The breeze ruffled his curls as he shaded his eyes to examine the sail.

“You see? That’s where the wind is coming from.”

Tarquin seemed to absorb this with a thoughtful look. To my relief, he didn’t ask to sail again. Instead he turned to Fee, who sat with her knobbly frog legs dangling over the side, and studied her. “Is it true that frogmen can breathe underwater?” He directed the question at me.

I bit back my annoyance. “You know, you can ask her.

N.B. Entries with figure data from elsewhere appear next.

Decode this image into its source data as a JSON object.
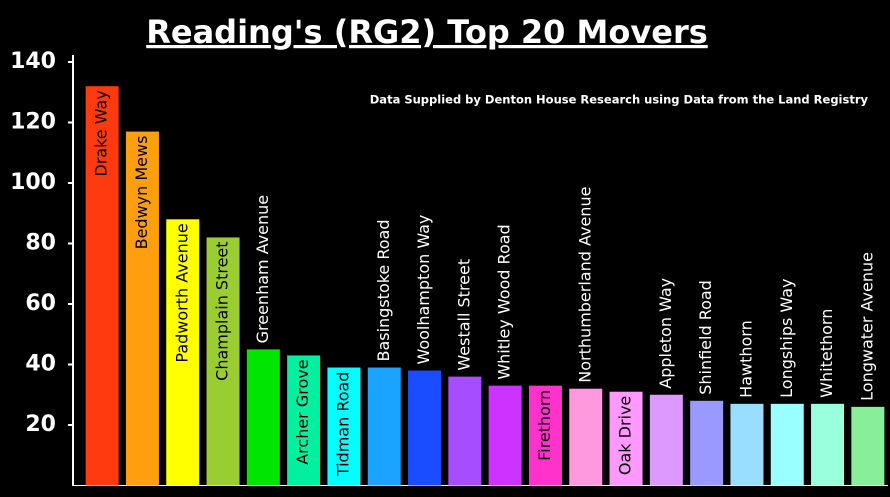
{
  "chart_data": {
    "type": "bar",
    "title": "Reading's (RG2) Top 20 Movers",
    "subtitle": "Data Supplied by Denton House Research using Data from the Land Registry",
    "categories": [
      "Drake Way",
      "Bedwyn Mews",
      "Padworth Avenue",
      "Champlain Street",
      "Greenham Avenue",
      "Archer Grove",
      "Tidman Road",
      "Basingstoke Road",
      "Woolhampton Way",
      "Westall Street",
      "Whitley Wood Road",
      "Firethorn",
      "Northumberland Avenue",
      "Oak Drive",
      "Appleton Way",
      "Shinfield Road",
      "Hawthorn",
      "Longships Way",
      "Whitethorn",
      "Longwater Avenue"
    ],
    "values": [
      132,
      117,
      88,
      82,
      45,
      43,
      39,
      39,
      38,
      36,
      33,
      33,
      32,
      31,
      30,
      28,
      27,
      27,
      27,
      26
    ],
    "colors": [
      "#ff3a0f",
      "#ff9f0f",
      "#ffff00",
      "#9acd32",
      "#00e600",
      "#00f0a0",
      "#00ffff",
      "#1aa3ff",
      "#1a4dff",
      "#a64dff",
      "#cc33ff",
      "#ff33cc",
      "#ff99dd",
      "#ff99ff",
      "#dd99ff",
      "#9999ff",
      "#99ddff",
      "#99ffff",
      "#99ffdd",
      "#88ee99"
    ],
    "ylim": [
      0,
      140
    ],
    "yticks": [
      20,
      40,
      60,
      80,
      100,
      120,
      140
    ]
  }
}
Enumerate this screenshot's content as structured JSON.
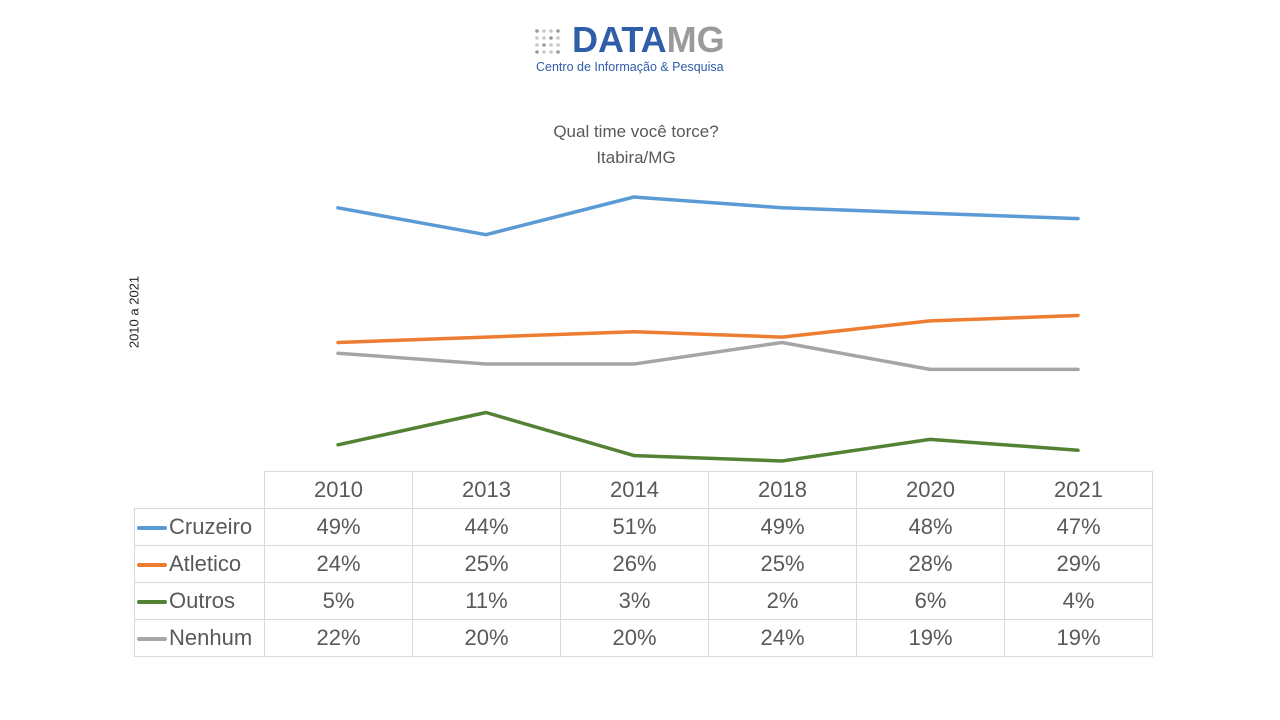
{
  "logo": {
    "brand_primary": "DATA",
    "brand_secondary": "MG",
    "tagline": "Centro de Informação & Pesquisa",
    "colors": {
      "primary": "#2f5da8",
      "secondary": "#9a9a9a"
    }
  },
  "chart_data": {
    "type": "line",
    "title": "Qual time você torce?",
    "subtitle": "Itabira/MG",
    "ylabel": "2010 a 2021",
    "xlabel": "",
    "grid": false,
    "legend": "data-table",
    "categories": [
      "2010",
      "2013",
      "2014",
      "2018",
      "2020",
      "2021"
    ],
    "series": [
      {
        "name": "Cruzeiro",
        "color": "#5b9bd5",
        "values": [
          49,
          44,
          51,
          49,
          48,
          47
        ],
        "labels": [
          "49%",
          "44%",
          "51%",
          "49%",
          "48%",
          "47%"
        ]
      },
      {
        "name": "Atletico",
        "color": "#ed7d31",
        "values": [
          24,
          25,
          26,
          25,
          28,
          29
        ],
        "labels": [
          "24%",
          "25%",
          "26%",
          "25%",
          "28%",
          "29%"
        ]
      },
      {
        "name": "Outros",
        "color": "#548235",
        "values": [
          5,
          11,
          3,
          2,
          6,
          4
        ],
        "labels": [
          "5%",
          "11%",
          "3%",
          "2%",
          "6%",
          "4%"
        ]
      },
      {
        "name": "Nenhum",
        "color": "#a5a5a5",
        "values": [
          22,
          20,
          20,
          24,
          19,
          19
        ],
        "labels": [
          "22%",
          "20%",
          "20%",
          "24%",
          "19%",
          "19%"
        ]
      }
    ]
  }
}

She understands you just fine.”

“Oh.” He straightened, addressing Fee this time. “I apologize if I offended you, Miss …?” He paused formally.

“Just Fee,” she croaked, eyes scrunching up at the edges. Her long tongue snapped out to grab a fly.

Tarquin jumped back, startled, while I choked down a laugh.

The river was narrow here, with round hillocks of marsh grass crowding us on both sides. The only sounds were the wind whistling low and mournful through the weeds and the buzzing of insects. Downriver from us, the sails of other wherries floated like black triangles above the fields. The cutter was nowhere in sight.

Off the port side a fish jumped, sunlight flashing on silver scales. Wavelets lapped the shore, and somewhere a bee hummed.

Small things. I yearned to know what secret messages Pa heard in them. No matter how hard I listened, I could not decipher anything.

“What are you thinking about?” Tarquin asked.

“The pig man,” I lied. “They say he’s a god.”

He sighed. “Ask yourself what’s more likely. That an old man who sells meat off a houseboat is a god or that he’s an old man who sells meat off a houseboat.”

I wasn’t convinced the pig man was a god either, but I certainly wasn’t going to sit here and let Tarquin poke fun at him.

“Well, but he knew about—” I hesitated. “Look, it’s just something people whisper, is all. The thing about gods is …”

He rolled his eyes. “Oh yes. A girl who lives on a wherry is going to tell me the thing about gods. I’m full of anticipation.”

“The thing about gods is,” I said, pointedly ignoring him, “they like to be a bit secretive about their business. And for your information, wherrymen are plenty acquainted with gods. There’s one at the bottom of the river. Everyone knows that. All the captains in my family are favored by the river god.”